Is it good to drive the magnepan 3.6?


I have 2 classe Twenty-Five power amp, and I just purchased a pair of Magnepan Speakers: model 3.6 and its rate is 4 Ohms speaker. I was wondering, if I "bridged" my power amp to function as "monoblocks" to drive a pair of magnepan 3.6. Will it cause the amplifier to "see" a 2-ohm load? Does that stress the amplifier's current capacity and will the amp be overheated?

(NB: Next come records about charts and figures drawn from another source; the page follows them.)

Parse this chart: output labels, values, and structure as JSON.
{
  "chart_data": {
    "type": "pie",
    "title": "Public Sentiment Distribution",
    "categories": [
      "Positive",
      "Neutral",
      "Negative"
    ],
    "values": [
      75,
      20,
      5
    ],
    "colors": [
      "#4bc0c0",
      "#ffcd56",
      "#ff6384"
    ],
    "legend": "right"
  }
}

Here is the power amp's rated output:
Rated Output :
8 Ohms Stereo: 250 Watts
4 Ohms Stereo: 500 Watts
8 Ohms Mono: 1000 Watts
4 Ohms Mono: 1600 watts

I don't have that much of experience on this audio system, so can any one give me some advice , please e-mail me.
Thank You
vinhd
It sees half as much impedance because it has to supply twice as much current for a given voltage. With most amps the red speaker terminal swings back and forth from plus to minus while the black is fixed at ground potential. So lets say at some instant your red terminal is at 8V across 4 ohms and you'll have 2 amps of current flowing. If bridged to mono you'll be hooked to the other channel's red terminal which will be at -8V while the other is at +8V for a total of 16V across the 4 ohms which causes 4 amps to flow. If you ask 8V to supply 4 amps it is seeing a 2 ohm load.
"It sees half as much impedance because it has to supply twice as much current for a given voltage"

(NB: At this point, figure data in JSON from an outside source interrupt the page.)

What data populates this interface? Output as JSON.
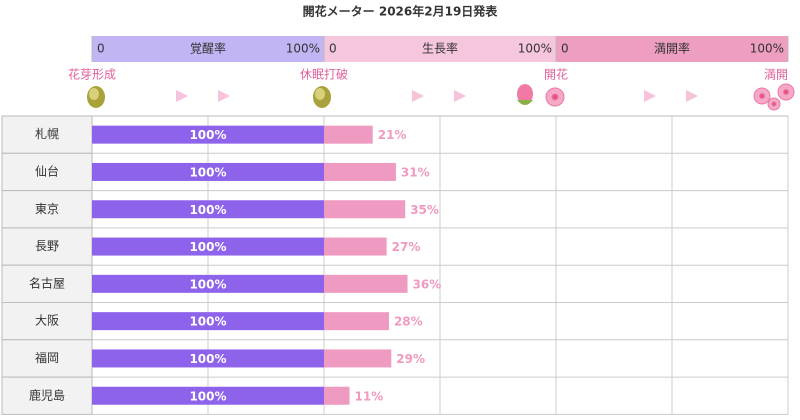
{
  "chart_data": {
    "type": "bar",
    "title": "開花メーター 2026年2月19日発表",
    "categories": [
      "札幌",
      "仙台",
      "東京",
      "長野",
      "名古屋",
      "大阪",
      "福岡",
      "鹿児島"
    ],
    "milestones": [
      "花芽形成",
      "休眠打破",
      "開花",
      "満開"
    ],
    "xlim": [
      0,
      100
    ],
    "xticks": [
      0,
      {
        "value": 100,
        "label": "100%"
      }
    ],
    "series": [
      {
        "name": "覚醒率",
        "color": "#8d63ec",
        "header_color": "#c3b5f4",
        "value_label_position": "inside",
        "values": [
          100,
          100,
          100,
          100,
          100,
          100,
          100,
          100
        ],
        "value_labels": [
          "100%",
          "100%",
          "100%",
          "100%",
          "100%",
          "100%",
          "100%",
          "100%"
        ]
      },
      {
        "name": "生長率",
        "color": "#ef9ac0",
        "header_color": "#f5c6dd",
        "value_label_position": "outside",
        "values": [
          21,
          31,
          35,
          27,
          36,
          28,
          29,
          11
        ],
        "value_labels": [
          "21%",
          "31%",
          "35%",
          "27%",
          "36%",
          "28%",
          "29%",
          "11%"
        ]
      },
      {
        "name": "満開率",
        "color": "#ef9ac0",
        "header_color": "#ee9fc1",
        "value_label_position": "outside",
        "values": [
          null,
          null,
          null,
          null,
          null,
          null,
          null,
          null
        ]
      }
    ]
  }
}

Well if voltage is given but current is doubled then impedance should drop to the half - BUT it cannot be because speaker impedance does not depend on amplfier, weather and other extreneous factors.

In your own example - 16 volts across 4 Ohms - supply twice more current,4A, then 8 volts across THE SAME load, 4 Ohm i.e. 2A.

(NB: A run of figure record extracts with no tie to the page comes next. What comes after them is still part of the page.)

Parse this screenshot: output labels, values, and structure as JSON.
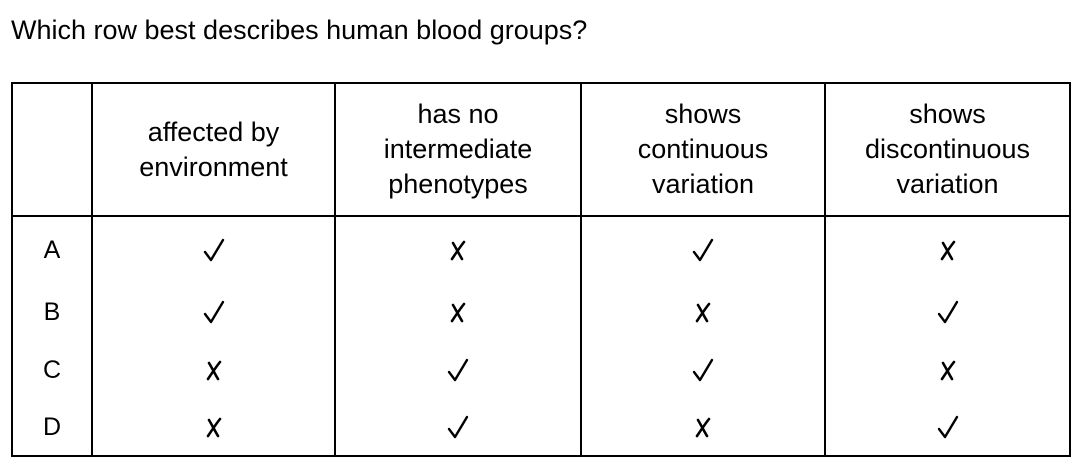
{
  "question": "Which row best describes human blood groups?",
  "table": {
    "columns": [
      "",
      "affected by\nenvironment",
      "has no\nintermediate\nphenotypes",
      "shows\ncontinuous\nvariation",
      "shows\ndiscontinuous\nvariation"
    ],
    "rows": [
      {
        "label": "A",
        "marks": [
          "tick",
          "cross",
          "tick",
          "cross"
        ]
      },
      {
        "label": "B",
        "marks": [
          "tick",
          "cross",
          "cross",
          "tick"
        ]
      },
      {
        "label": "C",
        "marks": [
          "cross",
          "tick",
          "tick",
          "cross"
        ]
      },
      {
        "label": "D",
        "marks": [
          "cross",
          "tick",
          "cross",
          "tick"
        ]
      }
    ]
  },
  "icons": {
    "tick": "check-icon",
    "cross": "cross-icon"
  }
}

Just follow the Ohm law (V=IxR) and everything will be just fine.
You missed the point. You no longer have 8V across 4 ohms when you are bridged.

When it was not bridged it was 8V across 4 ohms for 2 amps. As you say, Ohm's law. Bridged you have 16V across 4 ohms so 4 amps. The difference between +8 and -8 is 16.

plus 8V------- 4 ohms ------- minus 8V so 4 amps will flow.

The 4 amps flows out of one terminal and into the other. If each terminal is developing 8V but supplying 4 amps then it is effectively a 2 ohm load. 8/4 = 2 = ohm's law.

Back to the original question, will this stress the amps? I think not. Your amp is capable of delivering a large amount of current as evidenced by the 1,600W rating into 4 ohms. Your ears would start bleeding before you got close to that limit. Try it and see how it goes.
Hello Herman,

Spectron was the only one in this thread who answered or tried to answer the questions posed by Vinhd.

He also expressed some irone in old expression that "amplifier see...." Amplifier does not have glasses to see and must obey Ohm law as each and every one must.

and word "voltage" really means difference in electical potential and as you pointed out in your example if at one end there is 8 volts across 4 Ohm load and on another also 8 volts then total DIFFERENE in electroncal potential is 8+8 and rest you can count.

Can you can add something to the questions posed in this thread - we all would love to hear it. Otherwise its kindergarten.
I have operated various power amps "bridged" over the years. Most of the time it was to drive a center speaker bridged across a stereo amp that was simultaneously driving a pair of front speakers. (Invert one channel's signal to do this). The resulting load was always well below what the amp was rated for, but I never had any problems. I think this is because with the two channels driven out of phase the power supply is evenly loaded on plus and minus rail voltages.